Boomerang kids aren’t bad

Boomerang. Graphic by Heath VanSingel
Graphic by Heath VanSingel
A high rate of college-age Americans are moving back in with Mom and Dad.

According to information released by the Pew Research Center, about 30 percent of 18-30 year-olds will move back in with their parents. The causation of this is likely the recession that has been devastating to young Americans since the end of 2007.

This group of about 20 million people has been called the “boomerang kids”; assumingly because the nature of a boomerang is that it goes away and then comes back to you.

This is a terrible moniker for this group of people who have fallen on hard times.

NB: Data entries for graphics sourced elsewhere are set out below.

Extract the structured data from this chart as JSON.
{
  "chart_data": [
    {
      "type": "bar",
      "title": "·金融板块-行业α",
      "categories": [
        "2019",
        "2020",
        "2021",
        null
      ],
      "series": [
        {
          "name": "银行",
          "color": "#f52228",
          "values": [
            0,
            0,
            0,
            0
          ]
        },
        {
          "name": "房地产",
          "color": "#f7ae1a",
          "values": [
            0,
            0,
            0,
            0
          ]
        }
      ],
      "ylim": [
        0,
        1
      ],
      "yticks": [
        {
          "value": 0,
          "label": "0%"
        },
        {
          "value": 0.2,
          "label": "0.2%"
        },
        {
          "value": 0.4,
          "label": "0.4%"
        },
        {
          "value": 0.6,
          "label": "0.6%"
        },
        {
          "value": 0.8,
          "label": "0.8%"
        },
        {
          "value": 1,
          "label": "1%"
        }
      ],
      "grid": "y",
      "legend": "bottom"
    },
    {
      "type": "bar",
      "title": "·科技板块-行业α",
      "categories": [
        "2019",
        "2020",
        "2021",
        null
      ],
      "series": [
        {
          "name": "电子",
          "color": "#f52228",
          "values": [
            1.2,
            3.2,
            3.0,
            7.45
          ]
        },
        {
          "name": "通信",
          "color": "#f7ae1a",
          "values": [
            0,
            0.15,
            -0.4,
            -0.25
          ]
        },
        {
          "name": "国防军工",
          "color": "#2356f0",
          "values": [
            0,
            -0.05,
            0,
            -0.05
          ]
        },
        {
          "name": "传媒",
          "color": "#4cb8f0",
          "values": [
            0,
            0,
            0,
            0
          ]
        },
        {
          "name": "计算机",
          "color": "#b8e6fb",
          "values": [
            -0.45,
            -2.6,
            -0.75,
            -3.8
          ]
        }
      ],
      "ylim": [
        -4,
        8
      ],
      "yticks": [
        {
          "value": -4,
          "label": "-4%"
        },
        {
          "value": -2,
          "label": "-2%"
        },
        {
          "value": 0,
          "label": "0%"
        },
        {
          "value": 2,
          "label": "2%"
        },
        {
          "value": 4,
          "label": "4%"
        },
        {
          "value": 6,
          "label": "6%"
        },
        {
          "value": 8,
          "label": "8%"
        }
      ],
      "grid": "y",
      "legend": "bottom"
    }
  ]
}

Anyone who is not an Aborigine, Mick Dundee or a manufacturer of boomerangs knows that they are just about impossible to work. There is probably a unique skill and talent for properly using a boomerang, whose original purpose was for hunting in the Australian outback, but it’s not common in the neighborhoods where I grew up.

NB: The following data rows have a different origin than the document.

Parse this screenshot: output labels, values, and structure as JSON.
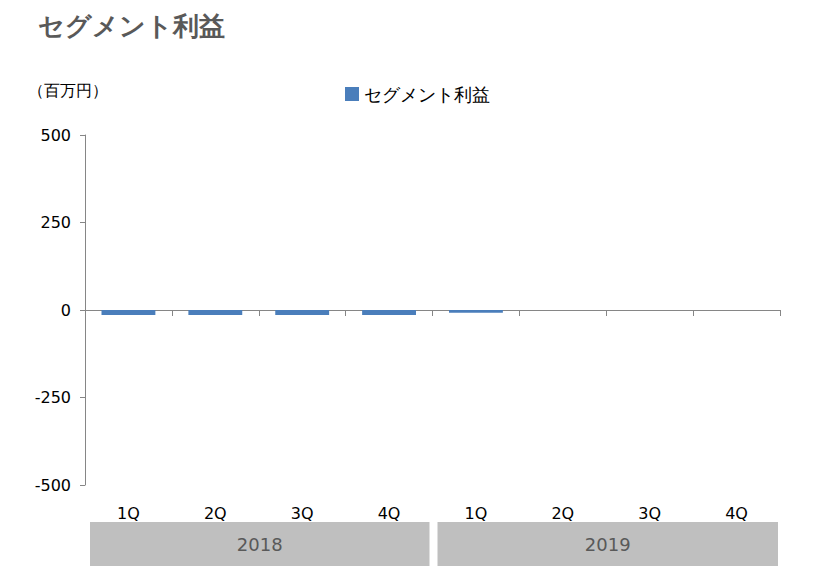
{
  "chart_data": {
    "type": "bar",
    "title": "セグメント利益",
    "y_label": "（百万円）",
    "categories": [
      "1Q",
      "2Q",
      "3Q",
      "4Q",
      "1Q",
      "2Q",
      "3Q",
      "4Q"
    ],
    "groups": [
      "2018",
      "2018",
      "2018",
      "2018",
      "2019",
      "2019",
      "2019",
      "2019"
    ],
    "series": [
      {
        "name": "セグメント利益",
        "color": "#4a7ebb",
        "values": [
          -14,
          -14,
          -14,
          -14,
          -8,
          null,
          null,
          null
        ]
      }
    ],
    "ylim": [
      -500,
      500
    ],
    "yticks": [
      -500,
      -250,
      0,
      250,
      500
    ],
    "grid": false,
    "legend": "top"
  }
}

This sounds terrible; 20 million young people moving back in with Mom and Dad, but I see this as a type of sensibility that perhaps contributed to the economic collapse. Recognizing the likely poor living conditions they would be able to afford individually and deciding that rather than settling for a job just to pay the bills, this demographic has opted to stay in school, continuing their education to better weather the economic storms in the future. The same goes for delaying having a child or getting married.

These may be kids because they are someone’s children, but despite what the data seems to suggest, they’re making some rather adult decisions.